Due gol nelle ultime due partite, l’esultanza contro la Juve Stabia è stata particolare: eppure ha giocato per quattro anni a Castellammare.
«Sì e ho avuto buoni rapporti con tutti. Però, quando sono tornato da ex, prima con il Benevento e poi con la Nocerina, sono stato fischiato al primo calcio al pallone e non ho capito perché. Non ne faccio un dramma, comunque: è il nostro mestiere».
Esclusa la parentesi di Ancona dodici anni fa, questo mestiere lei lo ha vissuto esclusivamente in Campania: Puteolana, Juve Stabia, Benevento, Nocerina e Avellino.
«Ho cominciato nelle giovanili della Puteolana e l’unica esperienza lontano dalla regione è stata brevissima».
Perchè questa scelta?
«Per la verità, opportunità di giocare in altre grandi piazze non campane non ne ho avute tante. E poi vuoi mettere la passione di Nocera, Castellammare, Benevento e Avellino? Giocare davanti a 10mila o 15mila spettatori? Un giocatore di categoria dovrebbe viverle certe emozioni. Non ho rimpianti».
Dalla serie D alla serie B, quattro campionati vinti con Juve Stabia, Benevento, Nocerina e Avellino. Mai giocata una partita in A, però.
«E mi piacerebbe farlo con questa maglia. Se proprio devo confessare un mio sogno, è questo».
Ricorda come la soprannominarono a Benevento?
«Certo: Ibrahimovic… Dissero che avevamo qualcosa in comune».
Lusingato?
«Ma Ibra è di un altro pianeta. Soprattutto per il conto in banca».
Lei ha giocato due anni con la Nocerina: che ne pensa di quanto è accaduto nove giorni fa a Salerno, con i suoi colleghi che non hanno giocato il derby perché minacciati dagli ultrà?
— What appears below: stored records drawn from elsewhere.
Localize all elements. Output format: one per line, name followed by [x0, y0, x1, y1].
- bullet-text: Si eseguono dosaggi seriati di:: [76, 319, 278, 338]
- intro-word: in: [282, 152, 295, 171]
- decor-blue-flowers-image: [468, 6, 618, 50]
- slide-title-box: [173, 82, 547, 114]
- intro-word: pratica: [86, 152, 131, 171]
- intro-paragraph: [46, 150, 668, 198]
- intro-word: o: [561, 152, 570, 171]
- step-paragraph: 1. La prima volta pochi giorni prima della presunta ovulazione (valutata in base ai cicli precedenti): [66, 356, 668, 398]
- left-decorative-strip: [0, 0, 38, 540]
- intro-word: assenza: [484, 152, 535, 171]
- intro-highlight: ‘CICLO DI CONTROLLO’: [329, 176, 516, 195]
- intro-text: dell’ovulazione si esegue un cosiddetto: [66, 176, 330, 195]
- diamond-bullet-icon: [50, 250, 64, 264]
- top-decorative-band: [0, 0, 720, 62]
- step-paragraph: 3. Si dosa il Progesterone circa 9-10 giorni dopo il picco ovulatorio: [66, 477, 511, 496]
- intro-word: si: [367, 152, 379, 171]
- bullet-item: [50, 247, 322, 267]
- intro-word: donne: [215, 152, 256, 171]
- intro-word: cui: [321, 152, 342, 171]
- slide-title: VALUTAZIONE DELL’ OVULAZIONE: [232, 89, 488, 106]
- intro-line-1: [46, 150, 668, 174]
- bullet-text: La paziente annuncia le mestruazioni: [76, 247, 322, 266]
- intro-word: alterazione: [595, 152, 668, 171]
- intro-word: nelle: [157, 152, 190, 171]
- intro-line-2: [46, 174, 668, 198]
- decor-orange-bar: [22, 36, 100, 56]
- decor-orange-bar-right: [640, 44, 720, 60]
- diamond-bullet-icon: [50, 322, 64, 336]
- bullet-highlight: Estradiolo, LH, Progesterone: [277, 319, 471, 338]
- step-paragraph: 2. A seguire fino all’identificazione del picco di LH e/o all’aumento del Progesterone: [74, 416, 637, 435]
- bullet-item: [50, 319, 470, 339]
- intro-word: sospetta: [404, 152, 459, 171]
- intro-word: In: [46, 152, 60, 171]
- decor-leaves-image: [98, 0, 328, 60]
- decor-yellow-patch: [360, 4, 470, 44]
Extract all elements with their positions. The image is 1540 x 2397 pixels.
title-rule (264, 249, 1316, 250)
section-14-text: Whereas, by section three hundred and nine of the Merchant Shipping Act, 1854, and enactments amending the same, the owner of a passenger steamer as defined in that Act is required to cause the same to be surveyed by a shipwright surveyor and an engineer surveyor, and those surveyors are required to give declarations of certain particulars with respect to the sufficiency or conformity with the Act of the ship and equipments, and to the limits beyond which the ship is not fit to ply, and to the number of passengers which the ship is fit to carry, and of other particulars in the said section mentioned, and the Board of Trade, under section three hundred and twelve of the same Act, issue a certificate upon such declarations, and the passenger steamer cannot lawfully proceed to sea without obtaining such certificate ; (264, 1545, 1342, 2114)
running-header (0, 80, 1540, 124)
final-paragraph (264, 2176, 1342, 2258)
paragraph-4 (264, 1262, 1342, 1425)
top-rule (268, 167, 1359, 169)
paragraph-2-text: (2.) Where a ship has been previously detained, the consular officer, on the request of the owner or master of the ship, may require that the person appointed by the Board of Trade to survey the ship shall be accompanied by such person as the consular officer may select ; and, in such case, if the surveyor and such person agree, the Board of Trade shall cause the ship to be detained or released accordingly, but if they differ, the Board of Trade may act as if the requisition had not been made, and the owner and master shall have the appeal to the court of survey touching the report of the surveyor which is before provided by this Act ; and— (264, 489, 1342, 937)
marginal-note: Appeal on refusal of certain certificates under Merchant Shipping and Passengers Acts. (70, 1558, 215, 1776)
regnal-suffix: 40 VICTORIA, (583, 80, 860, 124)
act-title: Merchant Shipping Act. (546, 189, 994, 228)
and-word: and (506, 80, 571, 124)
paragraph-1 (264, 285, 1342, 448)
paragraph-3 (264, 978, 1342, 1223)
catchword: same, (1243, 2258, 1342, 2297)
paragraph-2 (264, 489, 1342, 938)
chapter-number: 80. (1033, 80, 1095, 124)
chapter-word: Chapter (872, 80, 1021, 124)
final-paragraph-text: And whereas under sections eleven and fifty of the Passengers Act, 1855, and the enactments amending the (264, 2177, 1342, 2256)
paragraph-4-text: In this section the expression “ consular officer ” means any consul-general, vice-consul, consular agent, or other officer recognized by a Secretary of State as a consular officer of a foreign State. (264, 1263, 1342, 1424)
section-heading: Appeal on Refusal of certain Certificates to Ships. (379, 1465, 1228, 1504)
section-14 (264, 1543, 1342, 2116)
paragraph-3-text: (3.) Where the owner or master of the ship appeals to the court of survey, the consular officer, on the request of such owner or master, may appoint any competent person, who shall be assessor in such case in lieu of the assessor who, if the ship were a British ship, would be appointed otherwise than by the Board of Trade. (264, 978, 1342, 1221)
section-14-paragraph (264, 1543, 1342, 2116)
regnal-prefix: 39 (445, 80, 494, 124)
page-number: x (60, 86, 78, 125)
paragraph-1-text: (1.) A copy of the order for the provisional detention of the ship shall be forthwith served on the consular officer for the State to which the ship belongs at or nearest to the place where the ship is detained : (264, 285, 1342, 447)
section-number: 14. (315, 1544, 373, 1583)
«Vergognoso. Se devo essere sincero, non sono rimasto sorpreso perché conosco quella piazza. Ma un conto è essere esigenti verso i calciatori e chiedere i risultati, un altro creare situazioni come quella della scorsa settimana. Sono cose che non dovrebbero vedersi nel 2013. Serve una chiara distinzione di ruoli: i giocatori facciano i giocatori e i tifosi facciano i tifosi».
È nato a pochi chilometri da Napoli: ne è tifoso, sognava di indossare la maglia azzurra?
«Simpatizzante del Napoli, certo, perché sono napoletano. A me piace soprattutto il calcio e mi gratifica indossare la maglia di una società prestigiosa come l’Avellino».
Un attaccante fissa sempre un numero di gol come traguardo della stagione: il suo qual è?
«Il mio obiettivo è più concreto: essere utile all’Avellino, attraverso i gol e non solo. Ho superato i postumi di un infortunio, mi sento meglio e quindi posso dare di più alla squadra. Se riusciamo a segnare io, Galabinov e gli altri compagni di reparto, è merito del gruppo che ci mette nella condizione di essere incisivi. È così che si vince».